Timeout Classification

Timeout classification lets Cortex distinguish between query timeouts caused by expensive user queries (4XX) and those caused by system issues (5XX). When enabled, queries that spend most of their time in PromQL evaluation are returned as 422 Unprocessable Entity instead of 503 Service Unavailable, giving callers a clear signal to simplify the query rather than retry.

How It Works

When a query (instant/ranged, other apis are unchanged) arrives at the querier, the feature:

  1. Subtracts any time the query spent waiting in the scheduler queue from the configured deadline.
  2. Sets a proactive context timeout using the remaining budget, so the querier cancels the query slightly before the PromQL engine’s own timeout fires.
  3. On timeout, inspects phase timings (storage fetch time vs. total time) to compute eval time.
  4. If eval time exceeds the configured threshold, the timeout is classified as a user error (4XX). Otherwise it remains a system error (5XX).

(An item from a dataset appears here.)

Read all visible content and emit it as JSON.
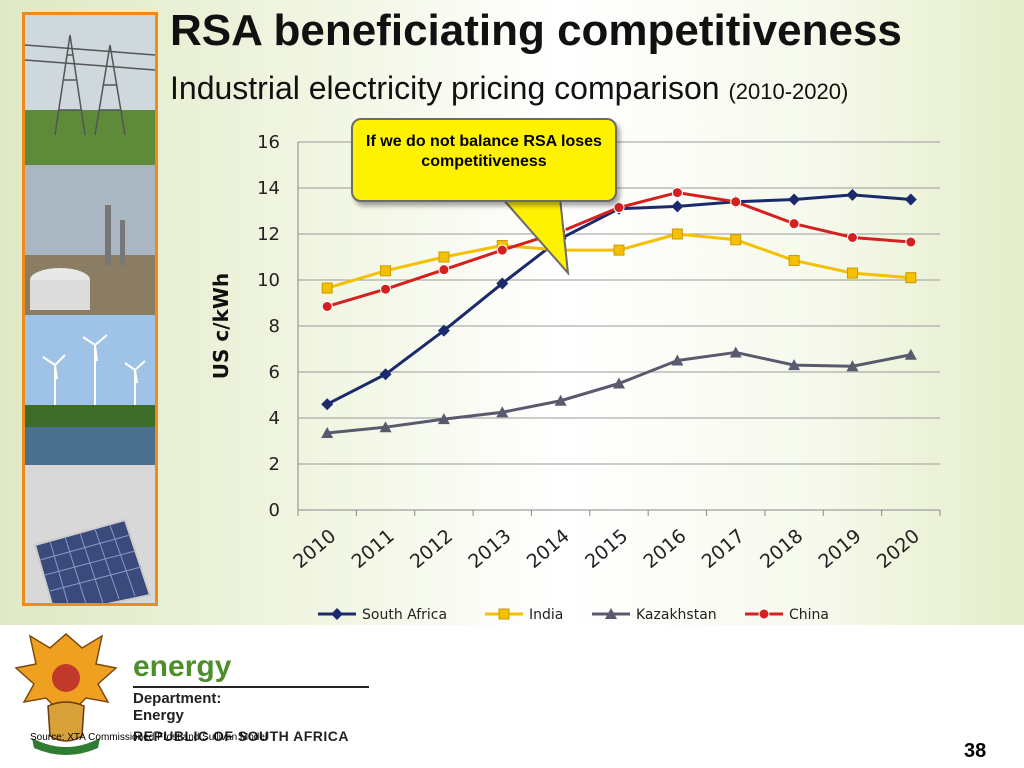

This means expensive queries that burn their budget in PromQL evaluation get a 422, while other queries remain a 5XX.

  • Note that due to different query shards not returning at the same time, the first returned timed out shard gets to decide whether the query will be converted to 4XX.

Configuration

Enable the feature and set the three related flags:

querier:
  timeout_classification_enabled: true
  timeout_classification_deadline: 1m59s
  timeout_classification_eval_threshold: 1m30s
FlagDefaultDescription
timeout_classification_enabledfalseEnable 5XX-to-4XX conversion based on phase timing.
timeout_classification_deadline1m59sProactive cancellation deadline. Set this a few seconds less than the querier timeout.
timeout_classification_eval_threshold1m30sEval time above which a timeout is classified as user error (4XX). Must be ≤ the deadline.

Constraints

  • timeout_classification_deadline must be positive and strictly less than querier.timeout.
  • timeout_classification_eval_threshold must be positive and ≤ timeout_classification_deadline.
  • Query stats must be enabled (query_stats_enabled: true on the frontend handler) for classification to work.

Tuning

  • The deadline should be close to but below the querier timeout so the proactive cancellation fires first. A gap of 1–2 seconds is typical.
  • The eval threshold controls sensitivity. A lower threshold classifies more timeouts as user errors; a higher threshold is more conservative. Start with the default and adjust based on your workload.
  • Monitor the decision field in the timeout classification log line (query shard timed out with classification) to see how queries are being classified before enabling the conversion.

Observability

When a query times out and query stats is active, the querier emits a warning-level log line containing:

  • queue_wait_time — time spent in the scheduler queue
  • query_storage_wall_time — time spent fetching data from storage
  • eval_time — computed as total_time - query_storage_wall_time
  • decision0 for 5XX (system), 1 for 4XX (user)
  • conversion_enabled — whether the status code conversion is active

These fields are logged regardless of whether conversion is enabled, so you can observe classification behavior in dry-run mode by setting timeout_classification_enabled: false and reviewing the logs.